NITEL's cardphone deployment was limited compared to neighboring African markets, with the more important prepaid market eventually being mobile airtime rather than payphone cards. The Nigerian prepaid international calling-card market through the 2000s served the substantial Nigerian diaspora — the United Kingdom (one of the largest African diaspora communities in Europe), the United States (particularly Houston, the New York Metropolitan Area, and Maryland), Canada, Italy, Germany, and the broader West African ECOWAS region. Card brands targeting Nigerian destinations sold through African-grocery and convenience-store networks across the receiving countries. The Nigerian payphone era was relatively brief and the cardphone fleet was largely gone by the late 2000s as mobile penetration leapfrogged fixed-line infrastructure.

Tempest Telecom served Nigeria through dial-up POPs in Lagos, Abuja, and Port Harcourt. Nigeria was a heavyweight Iridium satphone customer base — the Niger Delta oil-and-gas industry, the broader West African shipping sector via Lagos port, expatriate corporate communities, and NGO/humanitarian operators across the Sahel all relied on Tempest's Iridium voice and BGAN data. The country was also a regional Tempest distribution hub for West African satellite customers.

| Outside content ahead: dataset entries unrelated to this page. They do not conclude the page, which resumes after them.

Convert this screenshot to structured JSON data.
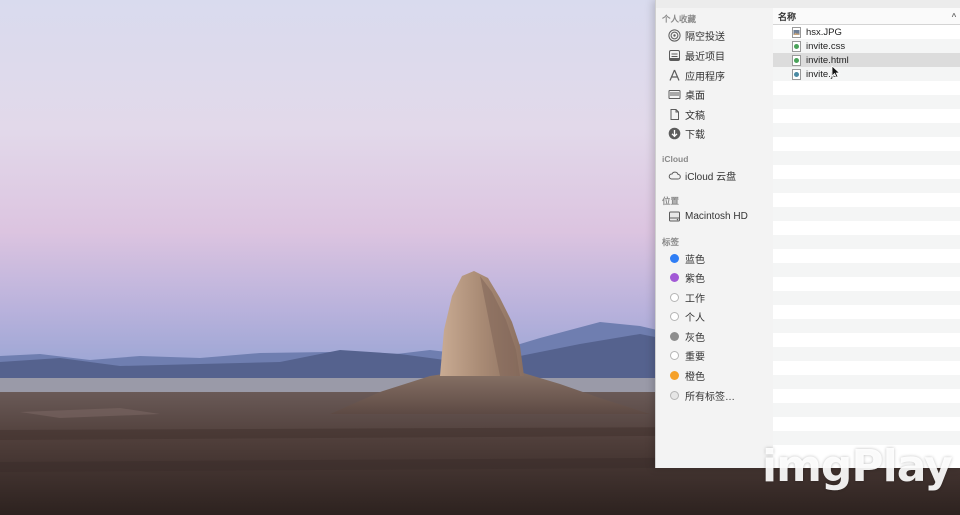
{
  "sidebar": {
    "favorites_heading": "个人收藏",
    "favorites": [
      {
        "label": "隔空投送",
        "icon": "airdrop-icon"
      },
      {
        "label": "最近项目",
        "icon": "recents-icon"
      },
      {
        "label": "应用程序",
        "icon": "applications-icon"
      },
      {
        "label": "桌面",
        "icon": "desktop-icon"
      },
      {
        "label": "文稿",
        "icon": "documents-icon"
      },
      {
        "label": "下载",
        "icon": "downloads-icon"
      }
    ],
    "icloud_heading": "iCloud",
    "icloud": [
      {
        "label": "iCloud 云盘",
        "icon": "cloud-icon"
      }
    ],
    "locations_heading": "位置",
    "locations": [
      {
        "label": "Macintosh HD",
        "icon": "disk-icon"
      }
    ],
    "tags_heading": "标签",
    "tags": [
      {
        "label": "蓝色",
        "color": "#2f7ef5"
      },
      {
        "label": "紫色",
        "color": "#a259d6"
      },
      {
        "label": "工作",
        "color": "#ffffff"
      },
      {
        "label": "个人",
        "color": "#ffffff"
      },
      {
        "label": "灰色",
        "color": "#8e8e8e"
      },
      {
        "label": "重要",
        "color": "#ffffff"
      },
      {
        "label": "橙色",
        "color": "#f5a12a"
      },
      {
        "label": "所有标签…",
        "color": "#e6e6e6"
      }
    ]
  },
  "file_list": {
    "column_name": "名称",
    "sort_indicator": "^",
    "files": [
      {
        "name": "hsx.JPG",
        "icon": "image-file-icon"
      },
      {
        "name": "invite.css",
        "icon": "css-file-icon"
      },
      {
        "name": "invite.html",
        "icon": "html-file-icon",
        "selected": true
      },
      {
        "name": "invite.js",
        "icon": "js-file-icon"
      }
    ]
  },
  "watermark": "imgPlay",
  "colors": {
    "tag_blue": "#2f7ef5",
    "tag_purple": "#a259d6",
    "tag_gray": "#8e8e8e",
    "tag_orange": "#f5a12a",
    "selection": "#dcdcdc"
  }
}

Modern Nigeria has Africa's largest mobile market by subscribers, mature 4G LTE coverage in populated areas, and 5G rollout beginning in major cities.

Tempest's services across Nigeria, 1997–2012

Tempest Telecommunications operated international connectivity services in Nigeria between 1997 and 2012 under a unified prepaid account that absorbed multiple service types onto a single customer credential. Customers in Nigeria drew from the same balance for pre-paid international voice calling, RADIUS-authenticated dial-up Internet roaming, metered Wi-Fi hotspot access, Iridium and Thuraya satellite voice, and Inmarsat BGAN and Thuraya data terminals. An attempted kiosk-payment federation (PATN, 1998) extended the same architecture to public Internet terminals but failed to reach scale.

Both Iridium (global LEO) and Thuraya (regional GEO) satellite voice were available in Nigeria from approximately 2001, alongside global BGAN data from late 2005.